THE “real” Najib Razak is a simple person who loves a simple lifestyle, the former prime minister, who is facing corruption charges related to 1Malaysia Development Bhd (1MDB), said in a just-released Netflix documentary series.
Najib said that while he accepted the accusations that he and his wife Rosmah Mansor live an “opulent lifestyle” he hoped to change the public perception.
Evidence of the couple’s lavish habits is shown on Dirty Money, a TV show about real-life crimes released yesterday.
“It’s wildly exaggerated in terms of my lifestyle. I’m basically a simple person, I love a simple lifestyle,” he said in the episode, Man at the Top.
“It’s not appropriate so I’m trying my level best, you know, to change that perception. Because I think it’s just a question of perception. The truth is something else.
“And I hope people in due course will understand and I hope people in due course will understand the real person that I am.”
He said his wife “like most women, likes to shop”.
“You tend to accumulate things over a period of time and some of the places she shops at… she goes to outlets as well. I sometimes complain, Don’t keep things. You are a hoarder, get rid of them.
“But it’s amazing after a few years, the amount of things you accumulate, particularly when you are in office. Friends do give us presents, and it’s not anything against the law to receive presents. Every government receives gifts, particularly from the Middle East.”
The one-hour show traces the start of the 1MDB scandal starting from the sovereign wealth fund’s joint venture with PetroSaudi International to the role Penang-born businessman Low Taek Jho played in the affair, the US Department of Justice’s investigations, and the toppling of the Barisan Nasional government headed by Najib in 2018.

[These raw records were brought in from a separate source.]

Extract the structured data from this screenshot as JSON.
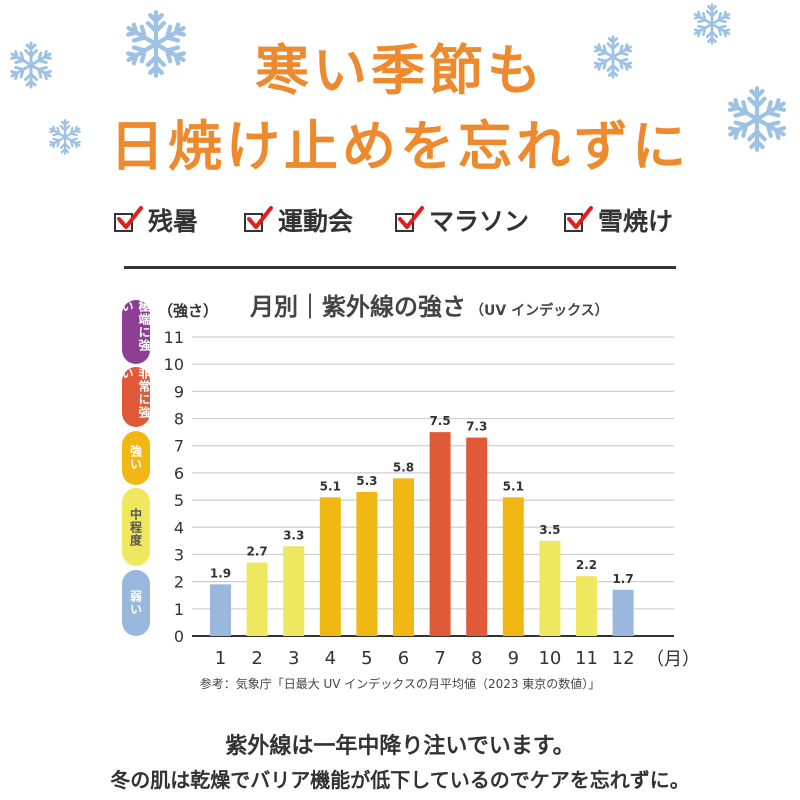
{
  "headline": {
    "line1": "寒い季節も",
    "line2": "日焼け止めを忘れずに"
  },
  "tags": [
    {
      "label": "残暑"
    },
    {
      "label": "運動会"
    },
    {
      "label": "マラソン"
    },
    {
      "label": "雪焼け"
    }
  ],
  "legend_pills": [
    {
      "label": "極端に強い",
      "color": "#8c3f93"
    },
    {
      "label": "非常に強い",
      "color": "#e05a3a"
    },
    {
      "label": "強い",
      "color": "#f1b814"
    },
    {
      "label": "中程度",
      "color": "#eee85e"
    },
    {
      "label": "弱い",
      "color": "#9ab8de"
    }
  ],
  "chart_data": {
    "type": "bar",
    "title": "月別｜紫外線の強さ",
    "subtitle": "（UV インデックス）",
    "ylabel": "（強さ）",
    "xlabel": "（月）",
    "categories": [
      "1",
      "2",
      "3",
      "4",
      "5",
      "6",
      "7",
      "8",
      "9",
      "10",
      "11",
      "12"
    ],
    "values": [
      1.9,
      2.7,
      3.3,
      5.1,
      5.3,
      5.8,
      7.5,
      7.3,
      5.1,
      3.5,
      2.2,
      1.7
    ],
    "data_labels": [
      "1.9",
      "2.7",
      "3.3",
      "5.1",
      "5.3",
      "5.8",
      "7.5",
      "7.3",
      "5.1",
      "3.5",
      "2.2",
      "1.7"
    ],
    "bar_colors": [
      "#9ab8de",
      "#eee85e",
      "#eee85e",
      "#f1b814",
      "#f1b814",
      "#f1b814",
      "#e05a3a",
      "#e05a3a",
      "#f1b814",
      "#eee85e",
      "#eee85e",
      "#9ab8de"
    ],
    "yticks": [
      "0",
      "1",
      "2",
      "3",
      "4",
      "5",
      "6",
      "7",
      "8",
      "9",
      "10",
      "11"
    ],
    "ylim": [
      0,
      11
    ],
    "grid": true,
    "source": "参考：気象庁「日最大 UV インデックスの月平均値（2023 東京の数値）」"
  },
  "footer": {
    "line1": "紫外線は一年中降り注いでいます。",
    "line2": "冬の肌は乾燥でバリア機能が低下しているのでケアを忘れずに。"
  },
  "colors": {
    "headline": "#ee8a2e",
    "snowflake": "#9ec2e4",
    "check": "#e02020"
  },
  "icons": [
    "snowflake-icon",
    "checkbox-icon"
  ]
}
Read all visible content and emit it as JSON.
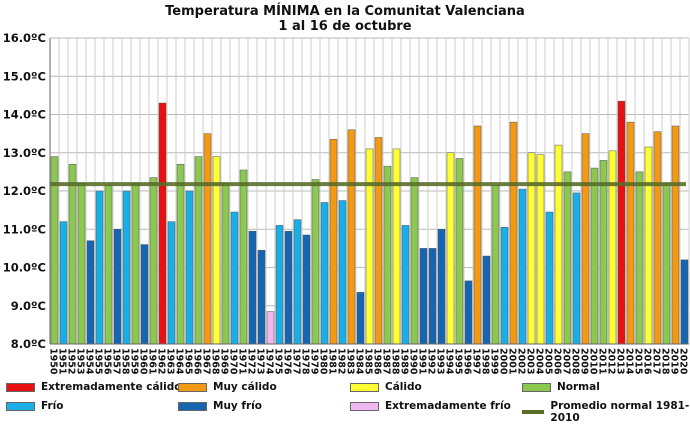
{
  "chart_data": {
    "type": "bar",
    "title": "Temperatura MÍNIMA en la Comunitat Valenciana",
    "subtitle": "1 al 16 de octubre",
    "xlabel": "",
    "ylabel": "",
    "ylim": [
      8,
      16
    ],
    "yticks": [
      "8.0ºC",
      "9.0ºC",
      "10.0ºC",
      "11.0ºC",
      "12.0ºC",
      "13.0ºC",
      "14.0ºC",
      "15.0ºC",
      "16.0ºC"
    ],
    "grid": true,
    "categories": [
      "1950",
      "1951",
      "1952",
      "1953",
      "1954",
      "1955",
      "1956",
      "1957",
      "1958",
      "1959",
      "1960",
      "1961",
      "1962",
      "1963",
      "1964",
      "1965",
      "1966",
      "1967",
      "1968",
      "1969",
      "1970",
      "1971",
      "1972",
      "1973",
      "1974",
      "1975",
      "1976",
      "1977",
      "1978",
      "1979",
      "1980",
      "1981",
      "1982",
      "1983",
      "1984",
      "1985",
      "1986",
      "1987",
      "1988",
      "1989",
      "1990",
      "1991",
      "1992",
      "1993",
      "1994",
      "1995",
      "1996",
      "1997",
      "1998",
      "1999",
      "2000",
      "2001",
      "2002",
      "2003",
      "2004",
      "2005",
      "2006",
      "2007",
      "2008",
      "2009",
      "2010",
      "2011",
      "2012",
      "2013",
      "2014",
      "2015",
      "2016",
      "2017",
      "2018",
      "2019",
      "2020"
    ],
    "values": [
      12.9,
      11.2,
      12.7,
      12.2,
      10.7,
      12.0,
      12.15,
      11.0,
      12.0,
      12.2,
      10.6,
      12.35,
      14.3,
      11.2,
      12.7,
      12.0,
      12.9,
      13.5,
      12.9,
      12.2,
      11.45,
      12.55,
      10.95,
      10.45,
      8.85,
      11.1,
      10.95,
      11.25,
      10.85,
      12.3,
      11.7,
      13.35,
      11.75,
      13.6,
      9.35,
      13.1,
      13.4,
      12.65,
      13.1,
      11.1,
      12.35,
      10.5,
      10.5,
      11.0,
      13.0,
      12.85,
      9.65,
      13.7,
      10.3,
      12.15,
      11.05,
      13.8,
      12.05,
      13.0,
      12.95,
      11.45,
      13.2,
      12.5,
      11.95,
      13.5,
      12.6,
      12.8,
      13.05,
      14.35,
      13.8,
      12.5,
      13.15,
      13.55,
      12.2,
      13.7,
      10.2
    ],
    "classes": [
      "N",
      "F",
      "N",
      "N",
      "MF",
      "F",
      "N",
      "MF",
      "F",
      "N",
      "MF",
      "N",
      "EC",
      "F",
      "N",
      "F",
      "N",
      "MC",
      "C",
      "N",
      "F",
      "N",
      "MF",
      "MF",
      "EF",
      "F",
      "MF",
      "F",
      "MF",
      "N",
      "F",
      "MC",
      "F",
      "MC",
      "MF",
      "C",
      "MC",
      "N",
      "C",
      "F",
      "N",
      "MF",
      "MF",
      "MF",
      "C",
      "N",
      "MF",
      "MC",
      "MF",
      "N",
      "F",
      "MC",
      "F",
      "C",
      "C",
      "F",
      "C",
      "N",
      "F",
      "MC",
      "N",
      "N",
      "C",
      "EC",
      "MC",
      "N",
      "C",
      "MC",
      "N",
      "MC",
      "MF"
    ],
    "normal_value": 12.18,
    "legend_placement": "bottom",
    "legend": [
      {
        "key": "EC",
        "label": "Extremadamente cálido",
        "color": "#e81010"
      },
      {
        "key": "MC",
        "label": "Muy cálido",
        "color": "#f39a14"
      },
      {
        "key": "C",
        "label": "Cálido",
        "color": "#ffff33"
      },
      {
        "key": "N",
        "label": "Normal",
        "color": "#8cc850"
      },
      {
        "key": "F",
        "label": "Frío",
        "color": "#1aaee6"
      },
      {
        "key": "MF",
        "label": "Muy frío",
        "color": "#1565b0"
      },
      {
        "key": "EF",
        "label": "Extremadamente frío",
        "color": "#f0b8f0"
      },
      {
        "key": "AVG",
        "label": "Promedio normal 1981-2010",
        "color": "#5a6e2a"
      }
    ]
  }
}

Others interviewed on the episode include former prime minister Dr Mahathir Mohamad, PKR president Anwar Ibrahim, Sarawak Report blogger Claire Rewcastle-Brown, ex-PetroSaudi executive and whistleblower Xavier Andre Justo, and DAP’s Tony Pua.
Ex-Goldman Sachs banker Tim Leissner’s role in 1MDB’s bond issuance, in return for over-inflated fees, is featured on the episode, as are Justo’s move to leak information about the 1MDB-PetroSaudi joint venture, Najib’s culling of his critics, including the then attorney-general in 2015, and Bersih 2.0’s November 2016 street protest against corruption.
Petaling Jaya MP Maria Chin Abdullah, who was then Bersih chairman and who was arrested over the protest, reveals how chicken blood was thrown on her son’s car as a warning.
The documentary follows the fall of Najib’s government in the 2018 general election, followed by the raids on premises linked to him that led to the seizure of 284 boxes of designer handbags and 72 bags of cash, jewellery and watches, culminating in the courtroom where Najib, Rosmah and her son Riza Aziz are now facing charges of corruption and money laundering.
It also traces Low’s wild spending with funds allegedly stolen from 1MDB, and includes footage of the fugitive with Paris Hilton at Low’s 23rd birthday party in Las Vegas.
Najib takes the opportunity in the documentary to explain the US$681 million (RM2.6 billion) found in his personal accounts, which he claimed was from Middle East royalty for “CSR” (corporate social responsibility) programmes that he was to have carried out as the Umno president.
“In the day to day schedule of running the country, it’s impossible to look at the details. Nothing is linked to me. It’s all politics,” he said.
The episode shows Rosmah’s influence over her husband, and features an old clip of a younger Rosmah, telling the camera: “My husband likes to see me walking two steps behind him. I don’t mind behind walking two steps behind him. It makes him happy. But what’s important is, I get what I would like to get.”
The show moves on to the current period of Najib still enjoying the support of Malay voters, thanks largely to his successful “Bossku” PR campaign.
Rural fishermen are interviewed, one of whom says that it is expected of government leaders to take money for themselves, but that it is all right as long as the “take care of the people”.
Another supporter is recorded saying, “His government fell because of lies and conspiracy. He has nothing to be ashamed of”. – March 12, 2020.